Pendant ce temps, tandis qu'Harry Potter nous charme (Silverman travaille dans un morceau A+ - hilarant et pas trop martelé - impliquant un placard sous les escaliers), l'excellent et maussade Cannavale a une dure bataille à mener. Nous sommes prêts à reculer face à quelqu'un comme John en ce moment. Non seulement certains de ses arguments se rapprochent étrangement de la rhétorique à la Kellyanne Conway (« Je dis qu'il y a un monde de faits parmi lesquels choisir », dit-il à Jim, « Les mauvais faits gênent l'histoire ») – c'est aussi un mâle alpha et un connard un peu arrogant. En 2003, David Foster Wallace a qualifié le véritable John D'Agata de « l'un des écrivains américains les plus importants de ces dernières années » et, du moins comme l'incarne Cannavale, les deux hommes ont de nombreux points communs : deux hommes massifs et , à leur manière, des intellects hypermasculins, des stylistes uniques et brillants débordant de connaissances, d'opinions et de perspicacité - des écrivains zélés, épineux et profondément américains dont la non-fiction, peut-être dans son caractère même américain, partage un lien avec le grand conte. Cannavale fronce les sourcils et rôde sur scène comme un gros chat lésé : « Je n'écris pasarticles», dit-il avec un dédain cinglant. "Je ne suis pas journaliste." Mais il est absolument certain de l’intégrité de son travail. Plaidant auprès d'Emily, pragmatique et puissante, obligée d'arbitrer entre l'écrivain tout aussi émotif et le vérificateur des faits, il lui raconte sa visite aux parents du garçon dont le suicide est au centre de son article. "Je lui ai apporté l'essai - à Gail - c'est le nom de sa mère", insiste Cannavale, d'une voix grave et au bord des larmes, "J'ai dit 'C'est mon meilleur', et elle a dit : 'C'est mon fils.' '»
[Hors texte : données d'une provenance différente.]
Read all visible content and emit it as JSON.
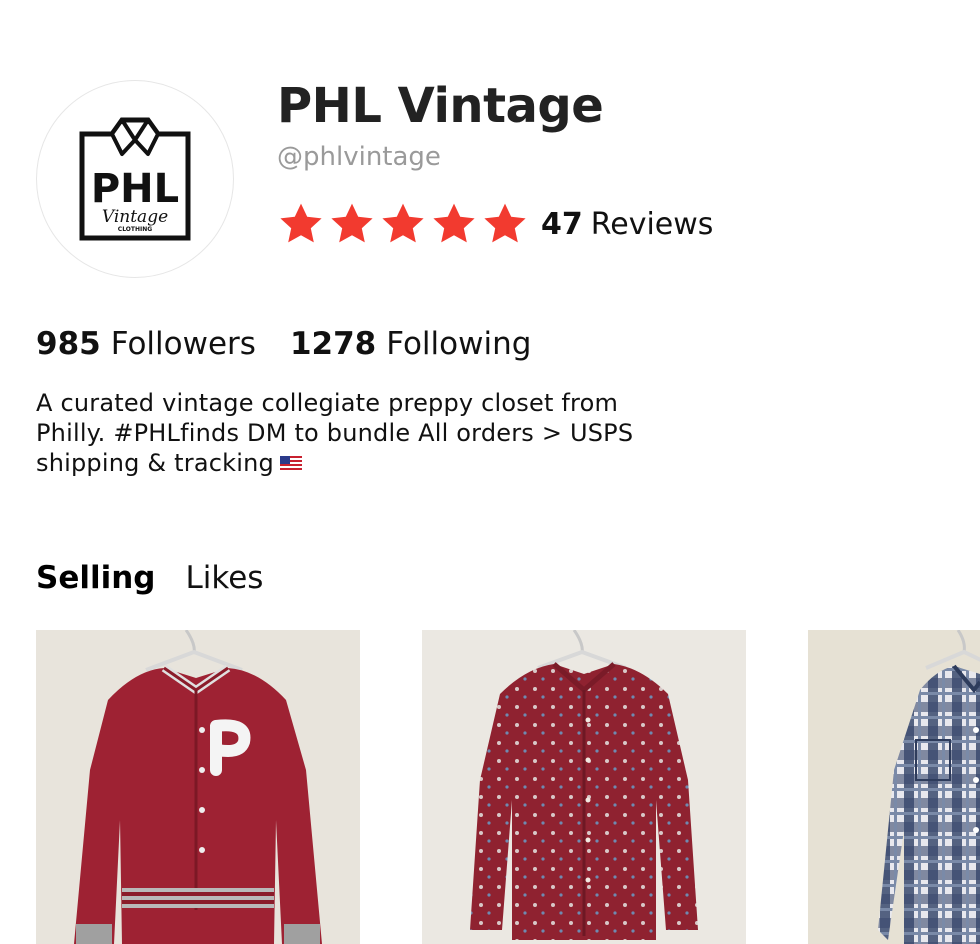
{
  "profile": {
    "name": "PHL Vintage",
    "handle": "@phlvintage",
    "logo_text": "PHL",
    "logo_script": "Vintage",
    "logo_sub": "CLOTHING",
    "rating_stars": 5,
    "review_count": "47",
    "review_label": "Reviews",
    "star_color": "#f23a2f"
  },
  "stats": {
    "followers_count": "985",
    "followers_label": "Followers",
    "following_count": "1278",
    "following_label": "Following"
  },
  "bio": {
    "text": "A curated vintage collegiate preppy closet from Philly. #PHLfinds DM to bundle All orders > USPS shipping & tracking",
    "flag_icon": "us-flag-icon"
  },
  "tabs": {
    "selling": "Selling",
    "likes": "Likes"
  },
  "products": [
    {
      "name": "maroon-satin-phillies-jacket",
      "color": "#9e2233"
    },
    {
      "name": "red-patterned-button-shirt",
      "color": "#8f2230"
    },
    {
      "name": "blue-plaid-western-shirt",
      "color": "#3a4a6e"
    }
  ]
}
C'est Emily qui, si nous écoutons vraiment, nous maintient en équilibre entre Jim et John, conscients instinctivement qu'ils ne sont pas des héros et des méchants, des croisés vertueux et des fabricants sournois. «Il n'y a rien de plus important que l'histoire», dit-elle dès le début à Jim. « J’ai constaté que la bonne histoire au bon moment change la façon dont les gens perçoivent les événements de leur propre vie…. Les scientifiques disent que la vie est constituée d’atomes, de forces, de fluides et de génomes. Mais nous vivons dans des histoires. Grâce à l'assurance et à la clarté de Jones, à sa capacité à transmettre la gravité sans moralité, nous comprenons que lorsque Emily dithistoireelle veut dire quelque chose de plus grand que la pure réalité ou la fiction. Quelque chose d'une mutabilité et d'un pouvoir infinis, aussi ancré en nous que ces fluides et ces génomes, et quelque chose qui peut être utilisé, comme le peuvent les outils les plus puissants fabriqués par l'homme, à la fois pour créer et détruire, pour éclairer ou manipuler. DansLa durée de vie d'un fait, Emily porte le fardeau le plus lourd : elle doit décider de la dissertation de D'Agata. «Je n'ai pas de livre de codes qui me dit ce qui compte et ce qui ne l'est pas», a lancé Jim plus tôt, mais Emily répond immédiatement: «Il n'y a pas de livre de codes, cela s'appelle du jugement.» En fin de compte, tout dépendra de son jugement - aussi individuel et faillible que celui de n'importe qui - et malgré les applaudissements pour Jim que j'entendais autour de moi, je me suis retrouvé à penser, à souhaiter :Publiez-le.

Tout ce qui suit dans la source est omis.